Chase's input sent me down a different line of inquiry. Researching this article, I encountered a considerable amount of published government and academic data outlining the devastating population decline of pacific salmon in Puget Sound waters over the last 30+ years. In my limited experience with fisheries science, the only parallel event that I knew of was that of the profound effect that the introduction of Whirling Disease in Colorado had on Rainbow Trout in the 1990's. In that instance, stocks of Brown Trout from Germany that harbored myxosporean parasites endemic to European waters were shipped to a private hatchery in Ft. Collins, north of Denver. Through a series of misadventures, the piscine pathogens subsequently found their way into state waters, resulting in the death of over 90% of wild rainbows spanning a period of ten years starting in the early 1990's. Naturally resistant strains of Rainbows have now reestablished themselves, but the organism remains embedded in stream bottoms statewide.
More than one of the EPA documents relating to pacific salmon initiated the timeframe for the regional depopulation event as starting in 1984, the year after the NOAA document linked above states that the last introduction of commercial strains of Atlantic Salmon had been made (see page 7).
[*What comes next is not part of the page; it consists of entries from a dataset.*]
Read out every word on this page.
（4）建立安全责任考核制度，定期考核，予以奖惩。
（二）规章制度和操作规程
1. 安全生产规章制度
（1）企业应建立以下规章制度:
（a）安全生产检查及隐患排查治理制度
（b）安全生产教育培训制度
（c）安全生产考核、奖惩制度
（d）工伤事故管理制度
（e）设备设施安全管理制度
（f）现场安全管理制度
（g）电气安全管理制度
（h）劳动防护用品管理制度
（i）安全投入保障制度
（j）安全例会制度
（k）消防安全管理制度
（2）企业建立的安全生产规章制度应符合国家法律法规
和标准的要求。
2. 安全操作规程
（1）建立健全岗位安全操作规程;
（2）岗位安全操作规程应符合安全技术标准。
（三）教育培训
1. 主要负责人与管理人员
The eggs for these fish had originated in hatcheries on the US east coast and in Canada, and had been sent to operations in Washington in a cooperative rearing effort to bolster eastern stocks, but ultimately, second generation eggs and progeny were refused to be accepted for return as they had been exposed to the aquatic biology of Puget Sound and presented a percieved pathological hazard. Viable eggs produced from the farmed Atlantics via these bloodlines that were cultured in Washington were then apparently distributed to startup commercial aquaculture operations in Puget Sound.
Assuming that ongoing loss of adult fish is an expected cost of doing business in the aquaculture industry, especially in startup operations, could it reasonably be proposed that Atantics introduced prior to 1983 may have harbored or incubated an unknown waterborne pathogen that could be responsible for the documented and accelerated subsequent decline of pacific species? While having been biologically engineered to be unable to reproduce, escaped Atlantic salmon do appear to still have an instinct to run upriver in false spawning behavior, presenting potential threat as a disease vector to the viable offspring of native species in headwater streams. Salmonid escapees from Chilean aquaculture have now fully colonized drainages there to the point that a viable sportfishery has developed to target them. However, Chile had no salmon or trout prior to the introduction of either, and impacts to native species there have not been generally considered.
Wild, juvenile Atlantic salmon have been captured in the Tsitika River in British Columbia, evidence that a very small number of naturally spawned Atlantics have been reared in Canadian coastal rivers, and indicating that commercial stocks of Salmo Salar are not uniformly sterile. Currently, no evidence of this -- or research -- has been observed or conducted in the Puget Sound drainage (see cited NOAA document, page 48). However, numerous American studies indicate problems at various points in the development cycle of salmonid smolts, with no concrete causation identified at this point other than a failure to thrive.
The introduction of Atlantic Salmon for the purposes of commercial aquaculture in Puget Sound has ushered in a parallel era of decline for native species. The latest spectacular net pen failure off Seattle has brought the issue under scrutiny that may well drive significant and overdue policy change.